Eğer sorunuz bir şeyin olmasını istediğiniz de hangisine öncelik vereceğimizi soruyorsanız hangisi kolayınıza geliyorsa önce ondan başlayın derim. Aşk
duygusunu hissetmek size aşıkmış davranışlarını yaptırır ya da aşıkmış gibi davranarak aşkı hissedebilirsiniz
Bilinçaltının büyüsü isimli bir kitabınız var, bu kitabınızda bilnçaltımızdaki düşüncelerin hayatımızı belirlediğini anlatıyorsunuz aslında?
Aslında daha doğru ifade şöyle olursa durum daha iyi anlaşılabilir; bilinçaltındaki inanç sistemimize göre yaşamımızı belirliyoruz?. Çünkü bilinçaltı
düşünmez, bilinç düşünür. Bilinçaltı inanır, bilinç ise sorgular.
Yani yaşadığımız her şeyi biz istediğimiz için yaşıyoruz?
İstediğimiz için demeyelim de inandığımız için yaşıyoruz. İnanç sistemi derken dini inanç sisteminden de bahsetmiyorum. Değerli olduğunuza inanmak ya da
inanmamak, güzellikleri hak ettiğinize inanmak ya da inanmamak, para sahibi olacağınıza inanmak ya da inanmak, yaşamın akışını güvenmek ya da güvenmek gibi
durumları inanç sistemi olarak ifade ediyorum. Bilinçaltımız neye inanırsa onu yaşıyoruz ve bu temel inanç sistemi 0-6 yaş arasında oluşuyor. Bu nedenle 6
yaş öncesini hatırlamamız çok mümkün olamıyor tüm ana kayıtlar orada olduğu için sistem orayı kilitli bşr kasada korur gibi koruyor. Bilinçaltının Büyüsü
kitabımda belirttiğim gibi amaç eski kayıtların yerine yeni kayıtları yerleştirerek yeni inanç sistemi oluşturmak. Yeni inanç sistemi arzu ettiğimiz yaşamı
yaşamamızı sağlıyor.
Trafik kazası da, o muhteşem düğün de, yaşadığımız sağlık sorunları da hepsi bizim eserimiz?
Çok büyük olasılıkla evet bizim korkularımızın, endişelerimizin sonucu ortaya çıkan durumlar bu deneyimler.
Bize bilinçaltının nasıl çalıştığını anlatabilir misiniz?

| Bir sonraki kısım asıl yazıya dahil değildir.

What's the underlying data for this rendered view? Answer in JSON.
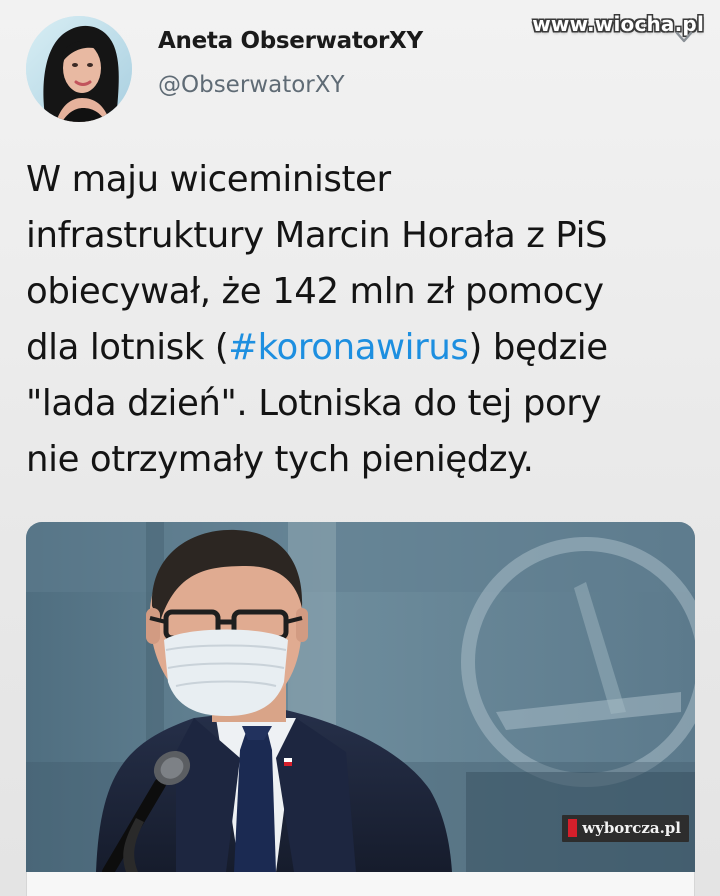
{
  "watermark": "www.wiocha.pl",
  "header": {
    "display_name": "Aneta ObserwatorXY",
    "handle": "@ObserwatorXY",
    "avatar_icon": "profile-photo"
  },
  "tweet": {
    "lines": [
      "W maju wiceminister",
      "infrastruktury Marcin Horała z PiS",
      "obiecywał, że 142 mln zł pomocy"
    ],
    "line4_before": "dla lotnisk (",
    "hashtag": "#koronawirus",
    "line4_after": ") będzie",
    "line5": "\"lada dzień\". Lotniska do tej pory",
    "line6": "nie otrzymały tych pieniędzy.",
    "hashtag_color": "#1d8fe0"
  },
  "media": {
    "source_label": "wyborcza.pl",
    "source_mark_color": "#d51f2b"
  }
}
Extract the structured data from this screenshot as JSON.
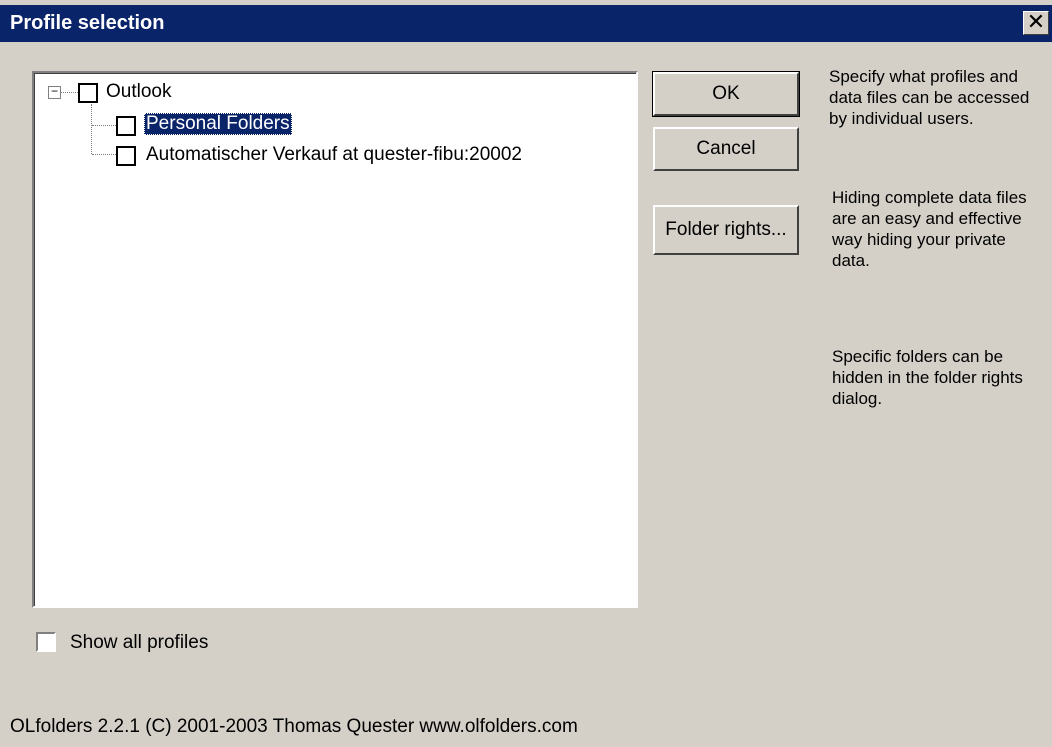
{
  "window": {
    "title": "Profile selection",
    "close_glyph": "✕"
  },
  "tree": {
    "root": {
      "label": "Outlook",
      "expander": "−",
      "checked": false
    },
    "children": [
      {
        "label": "Personal Folders",
        "checked": false,
        "selected": true
      },
      {
        "label": "Automatischer Verkauf at quester-fibu:20002",
        "checked": false,
        "selected": false
      }
    ]
  },
  "buttons": {
    "ok": "OK",
    "cancel": "Cancel",
    "folder_rights": "Folder rights..."
  },
  "help": {
    "para1": "Specify what profiles and data files can be accessed by individual users.",
    "para2": "Hiding complete data files are an easy and effective way hiding your private data.",
    "para3": "Specific folders can be hidden in the folder rights dialog."
  },
  "show_all_profiles": {
    "label": "Show all profiles",
    "checked": false
  },
  "footer": "OLfolders 2.2.1 (C) 2001-2003 Thomas Quester www.olfolders.com",
  "colors": {
    "titlebar": "#0a246a",
    "dialog_bg": "#d4d0c8",
    "selection": "#0a246a"
  }
}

Bu sorunuzun yanıtı bir kitap olur çok isterdim kısaca anlatmayı ama ne yazık ki kısaca anlatmak eksik anlatmak olacak merak edenlere Kuantum Sıçraması ve
Bilinçaltının Büyüsü kitaplarını ya da bu konuyla yazılmış başka yazarların kitaplarını okumalarını önerebilirim. Bilinçaltı hakkında tek söyleyeceğim şu
ki bilinçaltımız yaşamımızın otomatik pilotudur. Tüm komuta bilinçaltının elindedir ta ki biz bilinçli bir şekilde seçerek, bilinçaltındaki programı
değiştirene kadar o inandığını, bildiğini okur.